The old school technique of staggering alternating, off-set N12-150 same-length top reinforcing bars over supports to then achieve N12-300 in the midspans is a classic method of simultaneously achieving design efficiency; bar length efficiency; steel-fixing simplicity; and drafting simplicity. Better still, if possible, take advantage of stock lengths and call up the bar length on the plan.

4. Take advantage of stock lengths

Steel reinforcement bars come off the production mills in long, continuous lengths, and are then cut and supplied in shorter stock lengths. In Australia, standard stock lengths for most bars are 6m and 9m. 12m and 15m lengths are available as stock, but there are transportation issues with these.

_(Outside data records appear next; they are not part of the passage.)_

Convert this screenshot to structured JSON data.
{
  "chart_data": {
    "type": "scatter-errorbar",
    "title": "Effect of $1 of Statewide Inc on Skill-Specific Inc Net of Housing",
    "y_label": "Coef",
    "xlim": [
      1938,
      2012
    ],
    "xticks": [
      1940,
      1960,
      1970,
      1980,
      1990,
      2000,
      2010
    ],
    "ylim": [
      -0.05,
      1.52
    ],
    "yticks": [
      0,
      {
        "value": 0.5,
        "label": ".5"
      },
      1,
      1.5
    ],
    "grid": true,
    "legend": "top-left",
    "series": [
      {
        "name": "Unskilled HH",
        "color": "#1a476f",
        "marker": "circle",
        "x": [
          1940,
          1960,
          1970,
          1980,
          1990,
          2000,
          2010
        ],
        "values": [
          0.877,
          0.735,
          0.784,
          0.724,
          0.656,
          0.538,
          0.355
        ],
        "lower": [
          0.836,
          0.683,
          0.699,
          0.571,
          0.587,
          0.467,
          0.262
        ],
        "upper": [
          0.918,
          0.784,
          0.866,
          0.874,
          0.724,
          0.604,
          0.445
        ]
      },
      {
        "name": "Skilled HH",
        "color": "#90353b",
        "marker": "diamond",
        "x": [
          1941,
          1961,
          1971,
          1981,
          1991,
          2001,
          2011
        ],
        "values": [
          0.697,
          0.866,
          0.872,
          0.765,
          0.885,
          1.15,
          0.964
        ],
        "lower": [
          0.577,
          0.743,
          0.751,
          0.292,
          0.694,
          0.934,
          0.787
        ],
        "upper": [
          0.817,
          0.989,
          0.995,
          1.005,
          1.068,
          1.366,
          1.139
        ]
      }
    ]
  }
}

Many engineers will mark-up a reinforcing plan “by eye” and – particularly with top reinforcement – draw the bar lengths to suit naked eye judgement of where the points of contraflexure are, or where the “0.3 x Ln” point sits, relative to the supports. This can result in seemingly random bar lengths of (say, for example) 5.65m being sketched on the drawing. This gets scaled off the sketch by the CAD draftsperson or scaled at the scheduling plant at 5.7m long; the specification goes through to the production line for the required quantity of 5.7m long bars; these get cut from 6.0m stock lengths, and all of the 0.3m off-cuts go to waste! Had the designer drawn and specified the bar at 6.0m long originally, there would be no waste and no additional carbon footprint with the off-cuts being melted down and re-rolled.

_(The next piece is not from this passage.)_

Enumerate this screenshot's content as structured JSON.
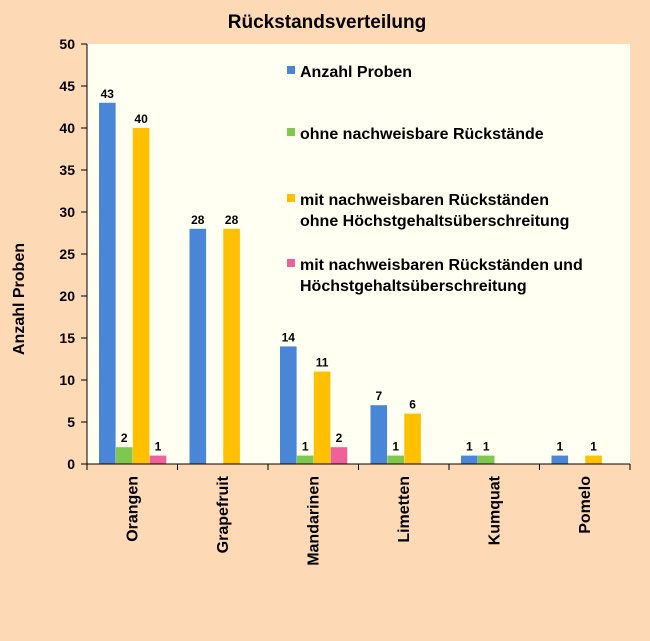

5. Know your materials-handling limit

On large reinforcing decks with large spans or large footprints, there is a tendency for engineers/draftees to draw long bars – often completely oblivious to the length of bar that can realistically be handled and delivered to the site. I consistently see drawings showing bar lengths of 10m or more for projects in domestic suburbia, which overlook the fact that 9m is often the maximum length bar that can be put on a standard delivery truck that can navigate around the streets of the suburbs. The schedulers or steel fixers will subsequently take it upon themselves to splice and lap two shorter bars to achieve the 10m bar drawn on plan, and the odds of that splice being located in a sympathetic location or an area of low stress are….slim.

Concluding Remarks

Yes, there are recent changes to the design codes that, in certain circumstances, require us to put more steel in our slabs than was the case, say, 20 or 30 years ago. A better understanding of creep and long-term deflections, plus a nod to combating shrinkage and crack control has also led to codes stipulating higher reinforcing rates than was the case in decades past. But that’s not to say we can’t be smarter about how we detail, nor still achieve efficiencies and economy where valid. So let’s do it. Please.